Revlimid is an interesting molecule and must be carefully considered.  It is known as an “immunomodulator” or IMID.  Revlimid has a very peculiar activity in CLL that is far from predictable.  It is not uncommon to get a “tumor flare” reaction as healthy lymphocytes come flooding into lymph nodes.  It can be moderately painful and even require some pain medications.  More worrisome however is the occasional patient who experiences “tumor lysis syndrome” in which all the cells die off at once which can cause serious damage to the kidneys or worse.  This appears to be loosely related to dose so it is important to start at a low dose and work your way up slowly.  This treatment is NOT approved in CLL and access to the drug can be very difficult – though studies are currently ongoing seeking to gain approval in this disease.   Some docs who treat a lot of CLL are comfortable using this drug in this disease but many are not.

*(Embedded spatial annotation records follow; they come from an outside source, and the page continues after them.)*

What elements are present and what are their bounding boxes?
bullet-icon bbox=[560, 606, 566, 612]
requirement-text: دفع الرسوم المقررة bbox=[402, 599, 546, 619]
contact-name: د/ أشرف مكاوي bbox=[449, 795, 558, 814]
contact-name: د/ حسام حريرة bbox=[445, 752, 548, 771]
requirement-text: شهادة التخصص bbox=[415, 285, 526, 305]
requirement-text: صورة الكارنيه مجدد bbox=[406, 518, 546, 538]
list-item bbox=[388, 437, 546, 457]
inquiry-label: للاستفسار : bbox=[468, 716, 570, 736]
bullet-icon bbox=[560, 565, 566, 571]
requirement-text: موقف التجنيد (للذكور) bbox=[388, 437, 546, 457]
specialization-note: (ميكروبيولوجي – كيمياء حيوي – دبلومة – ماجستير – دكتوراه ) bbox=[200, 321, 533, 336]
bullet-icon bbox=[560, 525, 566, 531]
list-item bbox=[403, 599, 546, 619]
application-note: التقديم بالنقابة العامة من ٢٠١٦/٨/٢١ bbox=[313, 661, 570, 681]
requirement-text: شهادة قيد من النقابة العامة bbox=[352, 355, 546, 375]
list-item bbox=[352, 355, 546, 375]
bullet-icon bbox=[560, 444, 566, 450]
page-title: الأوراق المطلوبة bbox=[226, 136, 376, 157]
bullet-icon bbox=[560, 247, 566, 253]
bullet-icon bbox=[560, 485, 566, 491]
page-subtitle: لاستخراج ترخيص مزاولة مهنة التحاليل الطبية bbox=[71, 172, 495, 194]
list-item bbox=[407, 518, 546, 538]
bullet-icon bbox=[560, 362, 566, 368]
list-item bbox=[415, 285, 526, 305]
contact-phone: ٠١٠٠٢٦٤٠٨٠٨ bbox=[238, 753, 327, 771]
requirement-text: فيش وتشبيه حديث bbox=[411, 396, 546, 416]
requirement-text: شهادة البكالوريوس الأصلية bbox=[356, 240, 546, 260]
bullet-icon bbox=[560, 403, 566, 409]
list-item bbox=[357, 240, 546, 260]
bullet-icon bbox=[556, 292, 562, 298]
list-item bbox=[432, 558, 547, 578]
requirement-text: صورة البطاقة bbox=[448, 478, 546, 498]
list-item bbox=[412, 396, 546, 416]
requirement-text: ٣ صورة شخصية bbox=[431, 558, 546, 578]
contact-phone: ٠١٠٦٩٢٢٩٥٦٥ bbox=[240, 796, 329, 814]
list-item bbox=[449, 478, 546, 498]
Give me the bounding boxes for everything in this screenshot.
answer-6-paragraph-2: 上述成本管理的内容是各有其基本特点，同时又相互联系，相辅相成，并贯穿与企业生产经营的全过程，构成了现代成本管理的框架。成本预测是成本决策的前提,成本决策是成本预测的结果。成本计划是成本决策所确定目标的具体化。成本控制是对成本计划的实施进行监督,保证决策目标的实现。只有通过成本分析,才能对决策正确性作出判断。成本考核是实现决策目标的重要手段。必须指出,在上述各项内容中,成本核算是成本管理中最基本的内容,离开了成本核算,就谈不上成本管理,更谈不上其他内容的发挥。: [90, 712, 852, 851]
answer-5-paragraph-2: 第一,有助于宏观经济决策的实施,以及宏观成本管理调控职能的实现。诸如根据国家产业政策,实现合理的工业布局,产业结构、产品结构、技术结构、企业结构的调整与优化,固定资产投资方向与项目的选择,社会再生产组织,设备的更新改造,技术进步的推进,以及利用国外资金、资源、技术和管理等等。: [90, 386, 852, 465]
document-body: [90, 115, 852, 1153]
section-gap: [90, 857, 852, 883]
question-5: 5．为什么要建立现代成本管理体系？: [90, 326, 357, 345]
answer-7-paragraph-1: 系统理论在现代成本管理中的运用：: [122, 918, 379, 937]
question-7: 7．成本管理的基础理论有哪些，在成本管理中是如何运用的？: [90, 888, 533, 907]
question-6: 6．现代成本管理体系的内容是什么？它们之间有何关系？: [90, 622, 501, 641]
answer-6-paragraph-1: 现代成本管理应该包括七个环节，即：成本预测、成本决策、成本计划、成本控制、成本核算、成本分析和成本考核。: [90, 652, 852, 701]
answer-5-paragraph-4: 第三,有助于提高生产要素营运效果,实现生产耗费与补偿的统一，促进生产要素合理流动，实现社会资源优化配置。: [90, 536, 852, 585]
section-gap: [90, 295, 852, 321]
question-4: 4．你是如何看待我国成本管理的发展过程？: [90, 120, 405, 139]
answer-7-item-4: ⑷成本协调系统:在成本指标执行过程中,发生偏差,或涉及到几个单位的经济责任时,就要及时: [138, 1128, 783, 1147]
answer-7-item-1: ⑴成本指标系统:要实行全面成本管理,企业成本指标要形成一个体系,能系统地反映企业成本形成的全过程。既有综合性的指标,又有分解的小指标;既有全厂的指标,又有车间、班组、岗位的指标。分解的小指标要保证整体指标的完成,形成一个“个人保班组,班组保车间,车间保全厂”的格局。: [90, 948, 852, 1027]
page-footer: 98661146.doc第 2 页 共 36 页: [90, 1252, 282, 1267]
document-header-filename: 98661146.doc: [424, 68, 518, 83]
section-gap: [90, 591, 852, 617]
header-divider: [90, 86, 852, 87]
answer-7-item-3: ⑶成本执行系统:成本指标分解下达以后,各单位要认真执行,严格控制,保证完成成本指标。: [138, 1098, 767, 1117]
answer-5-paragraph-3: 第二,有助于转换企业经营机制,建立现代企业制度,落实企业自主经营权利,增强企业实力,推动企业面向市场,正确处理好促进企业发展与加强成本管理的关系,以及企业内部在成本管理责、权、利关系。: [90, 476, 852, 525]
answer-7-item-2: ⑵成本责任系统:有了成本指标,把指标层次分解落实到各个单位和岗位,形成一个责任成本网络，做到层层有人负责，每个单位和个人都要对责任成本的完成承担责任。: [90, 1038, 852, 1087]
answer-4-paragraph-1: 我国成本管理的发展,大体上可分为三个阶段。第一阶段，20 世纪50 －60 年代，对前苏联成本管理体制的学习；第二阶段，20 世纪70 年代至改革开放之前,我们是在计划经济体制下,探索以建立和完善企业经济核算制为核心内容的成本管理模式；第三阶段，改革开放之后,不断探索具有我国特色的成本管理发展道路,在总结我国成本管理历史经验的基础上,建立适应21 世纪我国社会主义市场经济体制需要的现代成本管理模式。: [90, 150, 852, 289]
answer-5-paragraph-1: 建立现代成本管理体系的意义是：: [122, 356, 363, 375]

“Enhancing immunity” is the goal of several new approaches to cancer.  T-Cells can be engineered to fight of cancerous B cells.  This exciting new technology remains a number of years away and will likely be reserved for patients with refractory disease long before it is given to patients in front line.  In solid tumors, new approaches to modify the immune system are definitely turning heads.  Anti-CTLA-4 antibodies or PDL-1 antibodies are able to “turn on” parts of the immune system that the cancer has “turned off.”  In melanoma this has led to the approval of ipilumimab.  Other antibodies are demonstrating efficacy where very little progress has been made in years.  There has only been very limited evaluation of the effects of these treatments in NHL/CLL.

Many of the “novel agents” in CLL would be considered “non-genotoxic” and seek to exploit either enhanced immune mediated / antibody based cell killing or target key aspects of the cancer cells survival.  Preliminary reports indicate patients with 11q/17p abnormalities respond to a number of these agents.  These molecules are currently the subject of numerous ongoing studies.

My hope is that we will be able to utilize therapies in CLL/NHL that do not damage DNA in order to kill off the cancer cells.  With a host of therapies working their way through the system, the trick will be to figure out how to combine different treatments to maximize response and minimize side effects (and protect DNA).  We currently have the drugs in trials today that could make this a possible reality very soon.

With the average age of 71 at diagnosis for CLL, imagine if we could delay chemotherapy for 5-10 years with effective “targeted” or “immune” therapies.  We might find that some patients would never even need chemotherapy.  Honestly, I don’t think that is too far off.  This approach will need to be intensively studied in the context of clinical trials.  When you consider that major research groups are going to begin front line studies in which FCR is directly compared to non-genotoxic  targeted therapies – we may be only a few years away.